Wildlife Conservation Efforts

RS clears Wildlife (Protection) Amendment Bill, 2022


From UPSC perspective, the following things are important :

Prelims level: CITES, WPA Act

Mains level: Read the attached story


The Rajya Sabha has passed the Wildlife (Protection) Amendment Bill, 2022.

Wildlife (Protection) Amendment Bill, 2022

  • The Bill amends the Wild Life (Protection) Act, 1972 by increasing the species protected under the law.
  • There are 50 amendments to the Act proposed in the Bill.
  • Substituting the definition of ‘Tiger and other Endangered Species’ to ‘Wild Life’, this Bill includes flora, fauna and aqua under its protection.
  • The Bill also regulates wild life trade as per the Convention on International Trade in Endangered Species of Wild Fauna and Flora (CITES).

Key propositions

(1) Implementing CITES

  • The Bill aims to implement CITES — which was signed in Washington D.C. on March 3, 1973, and later amended in 1979 — to trade plant and animal specimens with other governments.
  • Regulating the possession of specimens, the Bill defines ‘specimen’ as any animal or plant (dead or alive).
  • It also constitutes a Management authority which will issue permits for the trade of scheduled specimens in accordance with CITES.
  • The Centre can designate a management authority to grant export or import permits for the trade of specimens and a scientific authority to give advice on the trade impact on the survival of the specimens, as per the Bill.

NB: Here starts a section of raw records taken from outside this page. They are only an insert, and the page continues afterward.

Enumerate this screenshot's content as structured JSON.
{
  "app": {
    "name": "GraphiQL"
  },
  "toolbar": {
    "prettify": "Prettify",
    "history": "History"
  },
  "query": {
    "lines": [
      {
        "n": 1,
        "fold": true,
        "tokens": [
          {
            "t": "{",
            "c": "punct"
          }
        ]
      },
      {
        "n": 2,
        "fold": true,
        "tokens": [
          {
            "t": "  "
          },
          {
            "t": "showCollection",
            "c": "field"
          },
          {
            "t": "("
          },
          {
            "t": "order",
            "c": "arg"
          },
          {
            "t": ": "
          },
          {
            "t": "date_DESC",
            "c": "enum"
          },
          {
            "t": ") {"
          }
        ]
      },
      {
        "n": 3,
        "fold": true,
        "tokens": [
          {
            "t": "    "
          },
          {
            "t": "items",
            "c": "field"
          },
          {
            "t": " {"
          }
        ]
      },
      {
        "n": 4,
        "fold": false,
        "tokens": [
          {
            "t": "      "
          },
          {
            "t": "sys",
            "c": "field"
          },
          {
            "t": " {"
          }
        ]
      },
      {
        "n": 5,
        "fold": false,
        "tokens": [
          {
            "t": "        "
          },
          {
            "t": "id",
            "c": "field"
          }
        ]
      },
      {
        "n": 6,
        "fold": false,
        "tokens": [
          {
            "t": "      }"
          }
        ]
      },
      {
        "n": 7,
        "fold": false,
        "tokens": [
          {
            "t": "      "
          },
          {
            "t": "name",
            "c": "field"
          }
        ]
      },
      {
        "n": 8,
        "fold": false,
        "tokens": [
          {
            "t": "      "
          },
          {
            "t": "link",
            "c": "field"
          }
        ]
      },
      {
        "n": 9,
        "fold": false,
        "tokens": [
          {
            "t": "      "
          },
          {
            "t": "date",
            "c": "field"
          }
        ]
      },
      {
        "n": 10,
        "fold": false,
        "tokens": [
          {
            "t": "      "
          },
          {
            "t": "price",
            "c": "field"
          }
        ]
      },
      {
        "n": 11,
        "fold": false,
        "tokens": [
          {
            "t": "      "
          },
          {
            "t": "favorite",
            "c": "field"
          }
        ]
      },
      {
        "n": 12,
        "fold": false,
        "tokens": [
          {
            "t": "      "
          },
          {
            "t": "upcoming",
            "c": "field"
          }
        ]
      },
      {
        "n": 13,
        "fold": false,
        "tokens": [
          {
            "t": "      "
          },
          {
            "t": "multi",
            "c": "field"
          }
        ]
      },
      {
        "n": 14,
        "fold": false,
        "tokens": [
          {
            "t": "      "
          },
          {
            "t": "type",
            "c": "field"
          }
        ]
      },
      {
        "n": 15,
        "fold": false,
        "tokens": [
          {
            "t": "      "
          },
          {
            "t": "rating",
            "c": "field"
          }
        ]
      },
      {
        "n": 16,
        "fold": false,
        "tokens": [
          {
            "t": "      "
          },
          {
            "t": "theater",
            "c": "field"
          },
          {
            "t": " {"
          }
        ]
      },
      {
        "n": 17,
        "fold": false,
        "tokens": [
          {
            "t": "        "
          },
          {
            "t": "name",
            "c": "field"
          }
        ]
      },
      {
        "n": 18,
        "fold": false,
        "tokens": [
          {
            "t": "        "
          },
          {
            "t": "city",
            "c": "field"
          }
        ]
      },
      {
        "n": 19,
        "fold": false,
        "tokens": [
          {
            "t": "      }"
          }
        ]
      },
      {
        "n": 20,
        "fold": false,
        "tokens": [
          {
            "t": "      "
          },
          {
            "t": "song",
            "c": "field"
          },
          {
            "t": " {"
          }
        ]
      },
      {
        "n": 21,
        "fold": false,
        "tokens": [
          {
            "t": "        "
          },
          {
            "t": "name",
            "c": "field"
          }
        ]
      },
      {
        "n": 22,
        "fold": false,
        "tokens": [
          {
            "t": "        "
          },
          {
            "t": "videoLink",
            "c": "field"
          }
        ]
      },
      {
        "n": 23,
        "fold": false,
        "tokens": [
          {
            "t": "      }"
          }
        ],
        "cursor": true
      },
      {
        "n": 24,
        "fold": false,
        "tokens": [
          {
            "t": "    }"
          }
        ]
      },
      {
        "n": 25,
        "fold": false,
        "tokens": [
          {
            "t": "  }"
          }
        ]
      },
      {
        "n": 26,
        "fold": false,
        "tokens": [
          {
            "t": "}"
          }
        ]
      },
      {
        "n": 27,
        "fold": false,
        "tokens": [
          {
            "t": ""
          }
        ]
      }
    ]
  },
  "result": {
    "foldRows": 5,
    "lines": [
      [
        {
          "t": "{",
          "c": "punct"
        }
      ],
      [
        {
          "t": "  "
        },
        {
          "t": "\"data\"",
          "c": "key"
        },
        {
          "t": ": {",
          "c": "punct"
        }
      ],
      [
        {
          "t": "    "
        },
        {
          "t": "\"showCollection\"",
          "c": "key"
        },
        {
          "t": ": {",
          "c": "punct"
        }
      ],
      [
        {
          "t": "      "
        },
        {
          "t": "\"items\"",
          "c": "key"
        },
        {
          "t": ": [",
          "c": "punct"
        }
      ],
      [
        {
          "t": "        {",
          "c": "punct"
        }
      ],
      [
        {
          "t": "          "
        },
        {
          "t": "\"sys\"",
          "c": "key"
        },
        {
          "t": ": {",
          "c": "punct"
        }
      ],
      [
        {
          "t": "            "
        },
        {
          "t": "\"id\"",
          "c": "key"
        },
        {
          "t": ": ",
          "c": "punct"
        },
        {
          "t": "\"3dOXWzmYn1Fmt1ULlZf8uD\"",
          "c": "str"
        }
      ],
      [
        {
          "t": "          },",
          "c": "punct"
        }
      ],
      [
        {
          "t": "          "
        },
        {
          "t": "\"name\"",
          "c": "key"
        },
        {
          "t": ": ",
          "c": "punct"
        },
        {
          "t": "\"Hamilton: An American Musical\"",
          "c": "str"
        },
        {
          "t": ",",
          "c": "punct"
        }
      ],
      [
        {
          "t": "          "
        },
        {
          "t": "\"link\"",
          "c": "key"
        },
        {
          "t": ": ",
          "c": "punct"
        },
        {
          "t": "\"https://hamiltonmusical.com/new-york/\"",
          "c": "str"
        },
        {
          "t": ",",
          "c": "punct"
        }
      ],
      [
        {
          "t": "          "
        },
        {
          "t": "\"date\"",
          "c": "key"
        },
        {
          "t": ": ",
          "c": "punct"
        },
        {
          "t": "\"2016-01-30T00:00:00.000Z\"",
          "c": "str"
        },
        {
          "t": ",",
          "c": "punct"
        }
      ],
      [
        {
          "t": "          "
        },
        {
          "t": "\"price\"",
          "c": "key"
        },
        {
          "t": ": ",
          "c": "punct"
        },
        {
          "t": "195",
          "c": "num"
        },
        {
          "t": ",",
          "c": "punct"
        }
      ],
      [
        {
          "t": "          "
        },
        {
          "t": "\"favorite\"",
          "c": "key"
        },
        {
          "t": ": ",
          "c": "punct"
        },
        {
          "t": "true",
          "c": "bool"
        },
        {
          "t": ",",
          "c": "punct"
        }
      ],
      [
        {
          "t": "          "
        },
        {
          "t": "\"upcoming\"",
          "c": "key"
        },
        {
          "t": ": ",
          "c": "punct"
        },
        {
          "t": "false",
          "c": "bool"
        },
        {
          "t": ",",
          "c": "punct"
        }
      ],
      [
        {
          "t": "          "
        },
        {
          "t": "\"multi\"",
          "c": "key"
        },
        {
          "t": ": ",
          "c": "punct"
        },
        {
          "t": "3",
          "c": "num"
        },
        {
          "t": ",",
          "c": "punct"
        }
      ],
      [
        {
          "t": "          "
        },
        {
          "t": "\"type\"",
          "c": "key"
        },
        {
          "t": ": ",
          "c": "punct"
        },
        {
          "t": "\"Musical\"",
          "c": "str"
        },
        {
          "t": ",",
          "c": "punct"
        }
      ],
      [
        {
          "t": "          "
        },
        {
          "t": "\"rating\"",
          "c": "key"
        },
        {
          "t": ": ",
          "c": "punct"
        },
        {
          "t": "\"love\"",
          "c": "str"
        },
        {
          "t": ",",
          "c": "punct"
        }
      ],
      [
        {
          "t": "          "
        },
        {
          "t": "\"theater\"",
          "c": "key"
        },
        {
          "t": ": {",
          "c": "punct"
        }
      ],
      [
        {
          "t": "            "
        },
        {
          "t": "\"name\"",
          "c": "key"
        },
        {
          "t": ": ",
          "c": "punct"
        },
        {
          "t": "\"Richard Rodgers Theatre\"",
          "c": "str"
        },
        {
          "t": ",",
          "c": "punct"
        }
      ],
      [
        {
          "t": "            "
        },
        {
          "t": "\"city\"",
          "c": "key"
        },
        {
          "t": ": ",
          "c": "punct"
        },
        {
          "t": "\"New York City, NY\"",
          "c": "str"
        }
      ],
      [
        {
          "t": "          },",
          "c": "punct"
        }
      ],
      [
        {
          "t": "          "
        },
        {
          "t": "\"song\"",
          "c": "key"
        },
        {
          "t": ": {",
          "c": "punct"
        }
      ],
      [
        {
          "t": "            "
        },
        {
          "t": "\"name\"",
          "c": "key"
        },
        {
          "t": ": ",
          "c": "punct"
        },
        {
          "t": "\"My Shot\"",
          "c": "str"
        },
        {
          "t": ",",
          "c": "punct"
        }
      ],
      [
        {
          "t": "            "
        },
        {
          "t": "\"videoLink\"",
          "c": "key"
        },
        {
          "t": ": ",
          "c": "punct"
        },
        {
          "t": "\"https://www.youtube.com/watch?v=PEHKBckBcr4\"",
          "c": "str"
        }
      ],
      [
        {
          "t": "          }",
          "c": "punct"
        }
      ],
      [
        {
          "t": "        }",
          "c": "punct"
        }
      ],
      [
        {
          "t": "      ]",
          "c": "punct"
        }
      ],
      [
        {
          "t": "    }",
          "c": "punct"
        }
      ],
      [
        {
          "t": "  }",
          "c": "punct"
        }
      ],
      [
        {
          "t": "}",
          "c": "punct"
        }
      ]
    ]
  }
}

(2) Classification of specimens

  • Classifying animals into two specially protected schedules, the Bill prohibits their trade by anyone, barring certain exceptions.
  • The Bill removes the present schedule for vermin species and inserts a new schedule for specimens listed for extinction under CITES.
  • The Bill also lists 131 mammals, 112 birds, 43 birds, 26 fishes, 63 insects, 388 corals under schedule I and 41 mammals, 864 birds, 12 reptiles, 58 insects, molluscs, and sponges under schedule II.
  • A separate schedule for plants is also listed.

(3) Prohibitions

  • The Bill seeks to empower the Centre to regulate or prohibit the import, trade, possession or proliferation of plant or animal species not native to India – invasive alien species.
  • Apart from states, the Centre too can notify a conservation reserve — an area adjacent to national parks and sanctuaries.
  • Any person can voluntarily surrender any captive animals or animal products to the Chief Wild Life Warden (an appointee of state governments).
  • However, no compensation will be paid to the person for it and the surrendered items become the property of the state government.
  • Under the Bill, the fine for General violation is up to Rs 1,00,000 and for specially protected animals is at least Rs 25,000.

Concerns raised

(1) Elephants transportation

  • The amendment has given huge discretion for the transportation of live elephants and expressed concern on protecting the animal.
  • The elephant is a national heritage animal for India.
  • The Standing Committee accepted the religious significance of the elephant, but the Minister has also included the words ‘any other purpose’

(2) Vermins

  • The damage to the national economy due to crop depredation by wild animals has never been computed.
  • Since 1972, the WLPA has identified a few species — fruit bats, common crows and rats — as vermin.
  • Killing animals outside this list was allowed under two circumstances:
  1. Under Section 62 of WLPA, given sufficient reasons, any species other than those accorded the highest legal protection (such as tigers and elephants but not wild boars or nilgais) can be declared vermin at a certain place for a certain time.
  2. Under Section 11 of WLPA, the chief wildlife warden of a state can allow the killing of an animal, irrespective of its status in the Schedules, if it becomes “dangerous to human life”.
  • The issue of the declaration of Vermins has since entered the realm of centre-state politics.

Back2Basics:  Wildlife (Protection) Act, 1972

  • WPA provides for the protection of the country’s wild animals, birds and plant species, in order to ensure environmental and ecological security.
  • It provides for the protection of a listed species of animals, birds and plants, and also for the establishment of a network of ecologically-important protected areas in the country.
  • It provides for various types of protected areas such as Wildlife Sanctuaries, National Parks etc.

There are six schedules provided in the WPA for the protection of wildlife species which can be concisely summarized as under:

Schedule I: These species need rigorous protection and therefore, the harshest penalties for violation of the law are for species under this Schedule.
Schedule II: Animals under this list are accorded high protection. They cannot be hunted except under threat to human life.
Schedule III & IV: This list is for species that are not endangered. This includes protected species but the penalty for any violation is less compared to the first two schedules.
Schedule V: This schedule contains animals which can be hunted.
Schedule VI: This list contains plants that are forbidden from cultivation.